Nos últimos anos, as redes sociais, além de propiciar entretenimento, se tornaram canais para troca de informações, acesso a notícias e networking. Segundo levantamento interno do Facebook, a rede tem 1,86 bilhão de usuários ativos por mês. O LinkedIn, mídia social para contatos profissionais, anunciou, em 2017, ter chegado a marca de 500 milhões de perfis conectados.

No entanto, apesar dos benefícios, essas mídias são, constantemente, usadas como canal de propagação de preconceito e notícias falsas. Um caso recente foi o da Marielle Franco, ativista e vereadora executada no Rio junto com o motorista Anderson Pedro Gomes, em que falsas informações foram difundidas sobre a vida dela.

As consequências legais do discurso de ódio

De acordo com Flávia Albaine, defensora pública, a veiculação de comentário preconceituoso e de notícia falsa pode configurar, a depender das circunstâncias, crime contra a honra, previsto no Código Penal.

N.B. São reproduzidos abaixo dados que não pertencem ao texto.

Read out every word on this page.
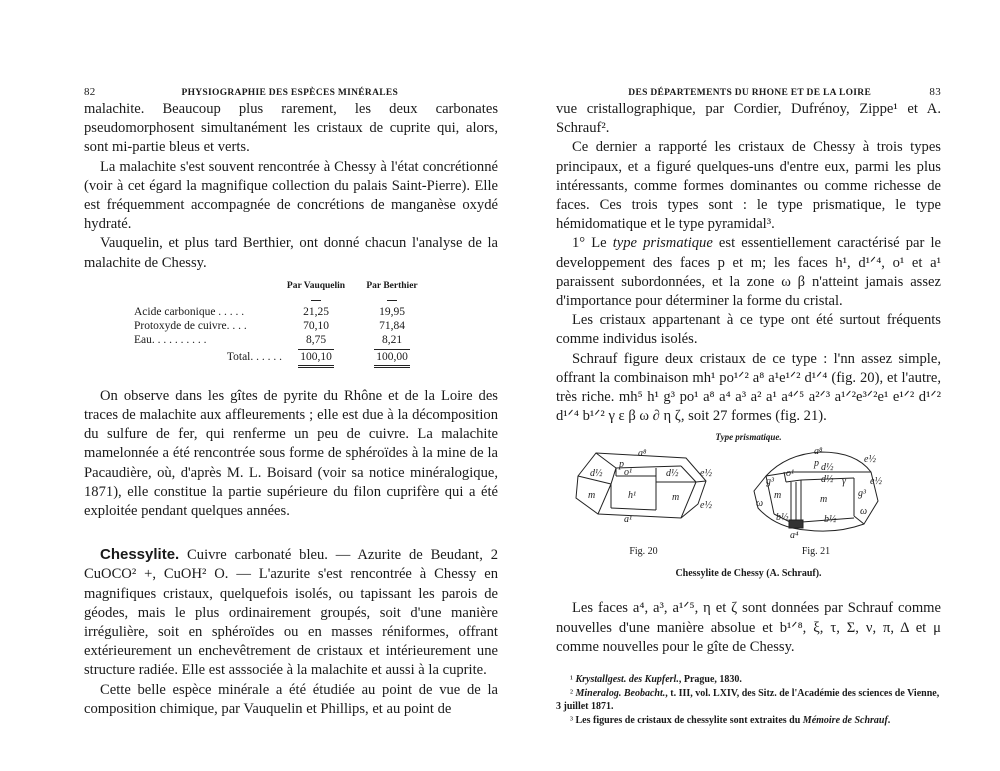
82	PHYSIOGRAPHIE DES ESPÈCES MINÉRALES

malachite. Beaucoup plus rarement, les deux carbonates pseudomorphosent simultanément les cristaux de cuprite qui, alors, sont mi-partie bleus et verts.

La malachite s'est souvent rencontrée à Chessy à l'état concrétionné (voir à cet égard la magnifique collection du palais Saint-Pierre). Elle est fréquemment accompagnée de concrétions de manganèse oxydé hydraté.

Vauquelin, et plus tard Berthier, ont donné chacun l'analyse de la malachite de Chessy.

	Par Vauquelin		Par Berthier

Acide carbonique . . . . .	21,25		19,95
Protoxyde de cuivre. . . .	70,10		71,84
Eau. . . . . . . . . .	8,75		8,21
Total. . . . . .	100,10		100,00

On observe dans les gîtes de pyrite du Rhône et de la Loire des traces de malachite aux affleurements ; elle est due à la décomposition du sulfure de fer, qui renferme un peu de cuivre. La malachite mamelonnée a été rencontrée sous forme de sphéroïdes à la mine de la Pacaudière, où, d'après M. L. Boisard (voir sa notice minéralogique, 1871), elle constitue la partie supérieure du filon cuprifère qui a été exploitée pendant quelques années.

Chessylite. Cuivre carbonaté bleu. — Azurite de Beudant, 2 CuOCO² +, CuOH² O. — L'azurite s'est rencontrée à Chessy en magnifiques cristaux, quelquefois isolés, ou tapissant les parois de géodes, mais le plus ordinairement groupés, soit d'une manière irrégulière, soit en sphéroïdes ou en masses réniformes, offrant extérieurement un enchevêtrement de cristaux et intérieurement une structure radiée. Elle est asssociée à la malachite et aussi à la cuprite.

Cette belle espèce minérale a été étudiée au point de vue de la composition chimique, par Vauquelin et Phillips, et au point de

DES DÉPARTEMENTS DU RHONE ET DE LA LOIRE	83

vue cristallographique, par Cordier, Dufrénoy, Zippe¹ et A. Schrauf².

Ce dernier a rapporté les cristaux de Chessy à trois types principaux, et a figuré quelques-uns d'entre eux, parmi les plus intéressants, comme formes dominantes ou comme richesse de faces. Ces trois types sont : le type prismatique, le type hémidomatique et le type pyramidal³.

1° Le type prismatique est essentiellement caractérisé par le developpement des faces p et m; les faces h¹, d¹ᐟ⁴, o¹ et a¹ paraissent subordonnées, et la zone ω β n'atteint jamais assez d'importance pour déterminer la forme du cristal.

Les cristaux appartenant à ce type ont été surtout fréquents comme individus isolés.

Schrauf figure deux cristaux de ce type : l'nn assez simple, offrant la combinaison mh¹ po¹ᐟ² a⁸ a¹e¹ᐟ² d¹ᐟ⁴ (fig. 20), et l'autre, très riche. mh⁵ h¹ g³ po¹ a⁸ a⁴ a³ a² a¹ a⁴ᐟ⁵ a²ᐟ³ a¹ᐟ²e³ᐟ²e¹ e¹ᐟ² d¹ᐟ² d¹ᐟ⁴ b¹ᐟ² γ ε β ω ∂ η ζ, soit 27 formes (fig. 21).

Type prismatique.
a⁸
p
d½ o¹	d½ e½
m	h¹	m
e½
a¹
Fig. 20
a⁸
p	e½
o¹
d½
d½	e½
g³	γ
g³
m	m
ω
ω
b½	b½
a⁴
Fig. 21
Chessylite de Chessy (A. Schrauf).

Les faces a⁴, a³, a¹ᐟ⁵, η et ζ sont données par Schrauf comme nouvelles d'une manière absolue et b¹ᐟ⁸, ξ, τ, Σ, ν, π, Δ et μ comme nouvelles pour le gîte de Chessy.

¹ Krystallgest. des Kupferl., Prague, 1830.
² Mineralog. Beobacht., t. III, vol. LXIV, des Sitz. de l'Académie des sciences de Vienne, 3 juillet 1871.
³ Les figures de cristaux de chessylite sont extraites du Mémoire de Schrauf.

No caso de racismo, o crime está previsto na lei 7716/89. A pessoa que veicular a notícia falsa ou comentário também está sujeito às consequências da responsabilidade civil, e terá a obrigação de reparar o dano causado (dano moral e dano material, se comprovados), além da retirada da postagem do ar.

Dentro das empresas

Antes de contratar, os recursos humanos, têm analisado as redes sociais de candidatos para buscar informação sobre possível má conduta. “Existem empresas que, no contrato inicial de trabalho, solicitam que o profissional assine um termo de conduta e, caso a conduta rompa com o que foi acordado, provavelmente, ele será advertido ou, em casos mais graves, poderá até acarretar em dispensa”, conta Laura Segouras, co-fundadora e diretora operacional da GoFinder.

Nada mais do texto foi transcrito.